Can some components improve the quality of information, for instance, by checking whether independent sources of information are compatible?

In all of these areas it is crucial to consider the degree of redundancy available, and the tolerance to faults it offers. It is also crucial to consider the degree of unpredictability that the adversary must face. Can he be sure that an attack will have an impact? Can he detect whether it is actually having an impact? Similarly, one wants to consider the degree of diversity within ones systems, whether they will all fall to similar attacks, or whether the adversary must develop independent tactics to undermine them.

II. Modeling Framework. Many of the issues we have introduced can be analyzed in a common modeling framework. We find it frequently natural and informative to model systems under analysis as graphs. The modeling framework may be used in many ways. For instance, the nodes may represent software modules, where the directed edges represent dependency or data flow. Alternatively, the nodes may represent distributed components of a system, where the directed edges represent the mechanisms they use for communication. In different cases, one will represent these mechanisms at different levels of abstraction. They may be something concrete, such as a radio link, or something complex, such as the SIPRNET. In some cases, the nodes may represent components, while the edges represent the information they pass between themselves, regardless of its medium. For instance, this approach is appropriate if one wants to analyze the quality of information as it flows between components, some of which may be corrupted.

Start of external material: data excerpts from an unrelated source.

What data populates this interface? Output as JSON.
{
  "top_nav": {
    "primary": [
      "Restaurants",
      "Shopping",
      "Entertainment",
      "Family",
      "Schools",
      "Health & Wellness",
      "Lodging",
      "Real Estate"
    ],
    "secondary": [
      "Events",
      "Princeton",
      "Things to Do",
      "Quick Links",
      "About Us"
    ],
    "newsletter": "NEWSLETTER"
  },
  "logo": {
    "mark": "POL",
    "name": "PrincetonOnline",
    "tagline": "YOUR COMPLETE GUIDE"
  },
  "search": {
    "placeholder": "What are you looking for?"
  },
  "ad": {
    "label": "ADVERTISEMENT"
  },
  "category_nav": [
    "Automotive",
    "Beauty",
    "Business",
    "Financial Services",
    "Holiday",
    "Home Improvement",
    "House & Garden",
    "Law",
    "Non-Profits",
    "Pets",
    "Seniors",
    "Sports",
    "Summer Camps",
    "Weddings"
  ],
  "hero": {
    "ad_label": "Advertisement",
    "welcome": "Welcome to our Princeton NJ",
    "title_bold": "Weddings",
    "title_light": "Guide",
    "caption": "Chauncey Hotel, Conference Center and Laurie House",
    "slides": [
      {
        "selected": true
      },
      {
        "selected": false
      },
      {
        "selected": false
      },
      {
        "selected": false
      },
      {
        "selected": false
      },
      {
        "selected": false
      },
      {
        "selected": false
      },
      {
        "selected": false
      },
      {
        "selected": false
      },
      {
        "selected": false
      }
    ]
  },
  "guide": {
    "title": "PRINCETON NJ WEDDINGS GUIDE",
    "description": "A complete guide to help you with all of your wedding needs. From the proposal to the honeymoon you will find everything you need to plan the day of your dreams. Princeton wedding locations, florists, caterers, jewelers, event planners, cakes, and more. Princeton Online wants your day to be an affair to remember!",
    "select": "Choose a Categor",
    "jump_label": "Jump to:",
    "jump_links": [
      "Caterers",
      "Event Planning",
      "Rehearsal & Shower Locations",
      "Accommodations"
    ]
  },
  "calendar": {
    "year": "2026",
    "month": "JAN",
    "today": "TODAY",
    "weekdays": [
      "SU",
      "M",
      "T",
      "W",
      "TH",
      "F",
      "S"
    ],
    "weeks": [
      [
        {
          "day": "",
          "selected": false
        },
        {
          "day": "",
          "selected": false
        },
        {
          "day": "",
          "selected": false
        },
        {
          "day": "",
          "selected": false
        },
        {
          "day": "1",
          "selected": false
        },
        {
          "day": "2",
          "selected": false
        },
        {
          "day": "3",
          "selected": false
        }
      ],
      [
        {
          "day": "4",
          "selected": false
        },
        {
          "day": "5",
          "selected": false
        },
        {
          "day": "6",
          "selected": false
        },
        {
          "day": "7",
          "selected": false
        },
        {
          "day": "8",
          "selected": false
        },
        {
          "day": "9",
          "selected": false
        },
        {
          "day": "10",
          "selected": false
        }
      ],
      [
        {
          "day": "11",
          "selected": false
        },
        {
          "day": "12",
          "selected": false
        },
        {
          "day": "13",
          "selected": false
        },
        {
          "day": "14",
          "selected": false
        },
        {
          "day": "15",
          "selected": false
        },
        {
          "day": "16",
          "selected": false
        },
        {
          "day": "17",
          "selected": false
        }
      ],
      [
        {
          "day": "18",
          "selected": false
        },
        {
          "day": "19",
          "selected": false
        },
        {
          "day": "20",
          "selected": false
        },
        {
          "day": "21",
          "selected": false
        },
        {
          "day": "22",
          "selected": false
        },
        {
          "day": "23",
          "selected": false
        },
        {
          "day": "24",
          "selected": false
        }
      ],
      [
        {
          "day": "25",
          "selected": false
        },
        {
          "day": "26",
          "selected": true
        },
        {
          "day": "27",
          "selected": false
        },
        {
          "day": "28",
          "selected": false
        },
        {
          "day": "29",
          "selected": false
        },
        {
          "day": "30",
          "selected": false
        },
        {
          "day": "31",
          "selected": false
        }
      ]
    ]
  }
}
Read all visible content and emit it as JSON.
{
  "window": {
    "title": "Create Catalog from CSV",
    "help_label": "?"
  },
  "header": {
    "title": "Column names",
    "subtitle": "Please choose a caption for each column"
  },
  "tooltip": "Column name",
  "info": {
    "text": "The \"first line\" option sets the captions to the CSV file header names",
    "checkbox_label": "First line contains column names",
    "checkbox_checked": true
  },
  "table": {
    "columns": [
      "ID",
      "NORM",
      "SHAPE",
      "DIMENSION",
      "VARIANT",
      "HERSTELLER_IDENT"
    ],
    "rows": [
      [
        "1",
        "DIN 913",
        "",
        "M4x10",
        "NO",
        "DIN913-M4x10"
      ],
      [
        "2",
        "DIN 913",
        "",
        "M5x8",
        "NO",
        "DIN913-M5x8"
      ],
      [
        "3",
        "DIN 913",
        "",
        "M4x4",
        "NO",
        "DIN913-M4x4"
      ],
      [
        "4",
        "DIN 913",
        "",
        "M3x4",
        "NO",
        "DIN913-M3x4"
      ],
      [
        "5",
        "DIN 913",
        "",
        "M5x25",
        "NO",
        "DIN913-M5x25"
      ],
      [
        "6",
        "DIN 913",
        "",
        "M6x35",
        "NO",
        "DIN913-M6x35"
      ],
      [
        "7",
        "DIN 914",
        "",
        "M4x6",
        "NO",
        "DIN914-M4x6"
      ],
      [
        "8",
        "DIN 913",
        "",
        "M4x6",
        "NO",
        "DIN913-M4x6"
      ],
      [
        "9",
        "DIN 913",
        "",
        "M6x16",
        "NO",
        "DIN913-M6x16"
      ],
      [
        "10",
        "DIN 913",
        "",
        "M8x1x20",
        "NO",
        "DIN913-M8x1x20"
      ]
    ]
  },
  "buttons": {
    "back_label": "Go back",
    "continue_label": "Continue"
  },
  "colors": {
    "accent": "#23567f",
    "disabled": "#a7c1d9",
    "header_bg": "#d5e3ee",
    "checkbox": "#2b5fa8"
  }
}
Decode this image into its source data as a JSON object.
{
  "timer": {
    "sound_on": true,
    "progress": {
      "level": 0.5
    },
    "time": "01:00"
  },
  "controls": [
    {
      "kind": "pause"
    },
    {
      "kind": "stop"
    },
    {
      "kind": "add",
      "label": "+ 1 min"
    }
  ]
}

III. Example: Policy-Based Adaptation.

Routing for networks has long included "survival" techniques aimed at dealing with breaks in network topologies and heavy traffic load conditions. The Open Shortest Path First (OSPF) Protocol (RFC 1583), for example, provides fault-tolerant algorithms for detecting breaks in topologies and dynamically reconfiguring routing tables to avoid them (cf. Bertsekas and Gallager, Data Networks, Ch. 5). To try to achieve information survivability it should be possible to lift these techniques from the network layer to the level of information.

We assume there is a set of nodes storing items of information (information storehouses) in a network. At times these items are transmitted through the network from one node to another. We assume two forms of redundancy: the information items are stored redundantly at more than one node, and the nodes have a high degree of connectivity in the topology. On this basis, it is possible to develop policies aimed at information survivability. We may assume various levels of trust or reliability concerning the information at nodes and concerning the transmission paths of the network. We could use modified forms of policy routing (D. Clark, RFC 1102) combined with OSPF ideas. For example, to be assured that information from node A is properly transmitted to node B, we could lay down a policy concerning more trusted routes and use several routes to transmit the information redundantly. Many policies are possible. They could be tailored to the value of the information items being considered, the need to store them at several nodes, and the desire to use several trustworthy routes to guarantee with a high probability their correct transmission.

Another mode of transmission could be used: covert channels. One could pick a variety of signalling channels to send information items around the network with little chance of detecting the nature of the information. Ordinary messages could conceal valuable information in a covert manner. Such channels are fairly easy to build and can be used to transmit a significant amount of information.

In these ways standard techniques could be lifted to the level of information survivability. The class of attacks or faults which they may be expected to withstand can be studied systematically using graph-based analysis.